Я видел сверху белые плоские полотна, которые взрывались мелкими клочками, и другие, которые пропитывались красным и потом темнели под воздействием каких-то необъяснимых сил. Группы людей распадались, сами люди распадались на части и горели. Уцелевших выдергивали из месива и окружали группы пыльных из категории номер два, и вот потом-то их и вели за стену. Смеркалось, и вскоре алое и бурое уже казались чем-то одним. За ночь все, что было перед стеной, убрали, точно ничего не было.

За ночь настелили новый газон, и тот, кто оказался бы здесь лишь сегодня утром, вероятно, даже не заметил бы, что здесь произошло столько событий всего за день (правда, я не знаю, как все это с точки зрения муравьев).

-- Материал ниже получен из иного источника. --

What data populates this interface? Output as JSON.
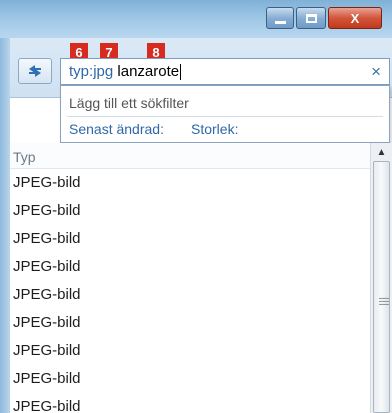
{
  "window": {
    "minimize_glyph": "",
    "close_glyph": "X"
  },
  "badges": [
    "6",
    "7",
    "8"
  ],
  "search": {
    "type_token": "typ:",
    "ext_token": "jpg",
    "query_text": "lanzarote",
    "clear_glyph": "×"
  },
  "dropdown": {
    "hint": "Lägg till ett sökfilter",
    "filters": [
      "Senast ändrad:",
      "Storlek:"
    ]
  },
  "list": {
    "column_header": "Typ",
    "rows": [
      "JPEG-bild",
      "JPEG-bild",
      "JPEG-bild",
      "JPEG-bild",
      "JPEG-bild",
      "JPEG-bild",
      "JPEG-bild",
      "JPEG-bild",
      "JPEG-bild"
    ]
  }
}
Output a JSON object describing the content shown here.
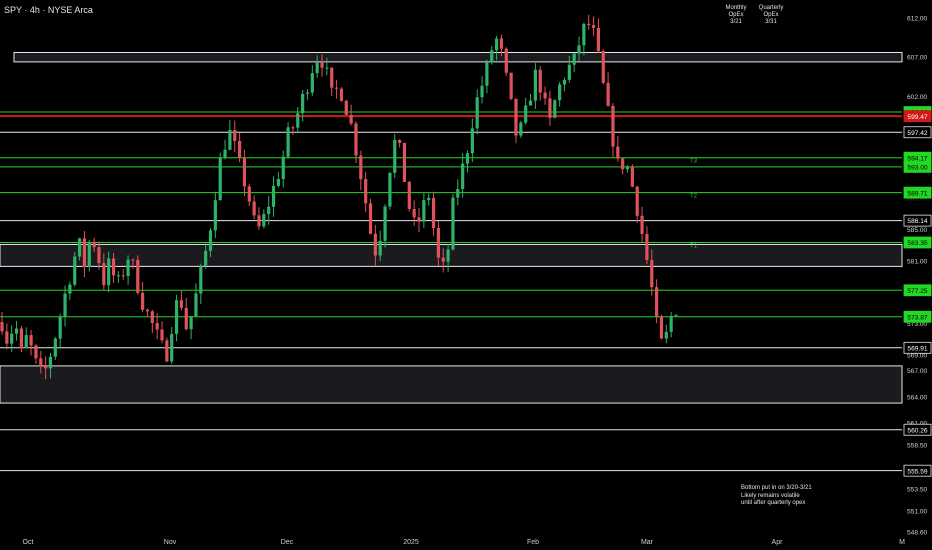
{
  "header": {
    "title": "SPY · 4h · NYSE Arca",
    "monthly_opex": [
      "Monthly",
      "OpEx",
      "3/21"
    ],
    "quarterly_opex": [
      "Quarterly",
      "OpEx",
      "3/31"
    ]
  },
  "note": [
    "Bottom put in on 3/20-3/21",
    "Likely remains volatile",
    "until after quarterly opex"
  ],
  "colors": {
    "background": "#000000",
    "up": "#2fb36a",
    "down": "#e0525c",
    "support_green": "#22d822",
    "level_white": "#e8e8e8",
    "level_red": "#d41818",
    "zone_fill": "#1b1b1f"
  },
  "chart_data": {
    "type": "candlestick",
    "symbol": "SPY",
    "interval": "4h",
    "exchange": "NYSE Arca",
    "x_tick_labels": [
      "Oct",
      "Nov",
      "Dec",
      "2025",
      "Feb",
      "Mar",
      "Apr",
      "M"
    ],
    "y_tick_labels": [
      "612.00",
      "607.00",
      "602.00",
      "597.00",
      "594.00",
      "589.00",
      "585.00",
      "581.00",
      "577.00",
      "573.00",
      "569.00",
      "567.00",
      "564.00",
      "561.00",
      "558.50",
      "556.00",
      "553.50",
      "551.00",
      "548.60"
    ],
    "ylim": [
      548.6,
      612.0
    ],
    "price_scale": [
      [
        612.0,
        0
      ],
      [
        567.0,
        0.686
      ],
      [
        548.6,
        1.0
      ]
    ],
    "levels": [
      {
        "price": 600.0,
        "label": "600.00",
        "kind": "green"
      },
      {
        "price": 599.47,
        "label": "599.47",
        "kind": "red"
      },
      {
        "price": 597.42,
        "label": "597.42",
        "kind": "white"
      },
      {
        "price": 594.17,
        "label": "594.17",
        "kind": "green"
      },
      {
        "price": 593.0,
        "label": "593.00",
        "kind": "green"
      },
      {
        "price": 589.71,
        "label": "589.71",
        "kind": "green"
      },
      {
        "price": 586.14,
        "label": "586.14",
        "kind": "white"
      },
      {
        "price": 583.35,
        "label": "583.35",
        "kind": "green"
      },
      {
        "price": 577.25,
        "label": "577.25",
        "kind": "green"
      },
      {
        "price": 573.87,
        "label": "573.87",
        "kind": "green"
      },
      {
        "price": 569.91,
        "label": "569.91",
        "kind": "white"
      },
      {
        "price": 560.26,
        "label": "560.26",
        "kind": "white"
      },
      {
        "price": 555.59,
        "label": "555.59",
        "kind": "white"
      }
    ],
    "zones": [
      {
        "from": 606.4,
        "to": 607.6
      },
      {
        "from": 583.1,
        "to": 580.3
      },
      {
        "from": 567.6,
        "to": 563.3
      }
    ],
    "target_labels": [
      "T3",
      "T2",
      "T1"
    ],
    "price_path": [
      573.2,
      570.5,
      573.6,
      569.0,
      571.5,
      568.5,
      566.5,
      567.2,
      570.2,
      573.5,
      577.0,
      580.0,
      583.5,
      580.5,
      584.5,
      582.0,
      578.5,
      581.0,
      577.5,
      579.5,
      582.0,
      579.0,
      576.0,
      574.0,
      572.2,
      570.0,
      569.3,
      574.5,
      576.5,
      572.5,
      574.5,
      578.5,
      582.0,
      586.5,
      592.5,
      596.0,
      597.5,
      594.0,
      591.5,
      588.5,
      584.5,
      586.0,
      588.5,
      591.0,
      593.5,
      597.0,
      598.5,
      601.0,
      603.5,
      606.2,
      607.5,
      605.0,
      601.5,
      603.5,
      601.0,
      598.0,
      594.0,
      589.5,
      584.5,
      581.5,
      587.5,
      593.0,
      597.0,
      593.0,
      588.0,
      585.0,
      587.0,
      590.0,
      584.5,
      579.0,
      581.5,
      588.5,
      591.5,
      594.5,
      599.0,
      602.5,
      604.5,
      608.0,
      609.5,
      605.5,
      601.0,
      596.5,
      598.5,
      602.0,
      605.0,
      602.5,
      598.0,
      601.5,
      604.0,
      605.5,
      606.5,
      609.5,
      611.5,
      610.0,
      606.0,
      601.0,
      597.0,
      592.5,
      594.0,
      591.0,
      587.5,
      583.0,
      578.5,
      572.5,
      569.5,
      573.5,
      575.0
    ]
  }
}
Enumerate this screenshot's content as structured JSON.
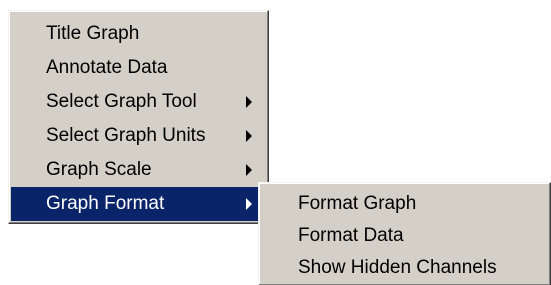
{
  "colors": {
    "menu_background": "#d4d0c8",
    "selection_background": "#0a246a",
    "selection_text": "#ffffff",
    "text": "#000000"
  },
  "menu": {
    "items": [
      {
        "label": "Title Graph",
        "submenu": false
      },
      {
        "label": "Annotate Data",
        "submenu": false
      },
      {
        "label": "Select Graph Tool",
        "submenu": true,
        "icon": "chevron-right-icon"
      },
      {
        "label": "Select Graph Units",
        "submenu": true,
        "icon": "chevron-right-icon"
      },
      {
        "label": "Graph Scale",
        "submenu": true,
        "icon": "chevron-right-icon"
      },
      {
        "label": "Graph Format",
        "submenu": true,
        "icon": "chevron-right-icon",
        "selected": true
      }
    ]
  },
  "submenu": {
    "parent": "Graph Format",
    "items": [
      {
        "label": "Format Graph"
      },
      {
        "label": "Format Data"
      },
      {
        "label": "Show Hidden Channels"
      }
    ]
  }
}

Событие завершилось, состав людей внизу обновился, все это было слишком быстро и бестолково для меня, я почувствовал, что скоро во мне подойдут обещания новых возможных «я» – когда уйдет тепло, потом повалит снег, и после дождей настанет новое тепло. Я боялся этих перемен и держался за стену что было сил. Стена оставалась стеной. Она была всегда, как всегда было небо, которое я мог впитывать, сколько хотел. Солнце появлялось редко. Это небо чаще всего было пасмурным и давало суровость, прохладу и благодатную, всепроникающую сырость. Идеальные условия для жизни.



Я стараюсь устроиться основательней в сырых промежутках между чуть кривовато чередующимися фрагментами твердости.

Фрагментами вечной стены. Идеальные условия для произрастания мха.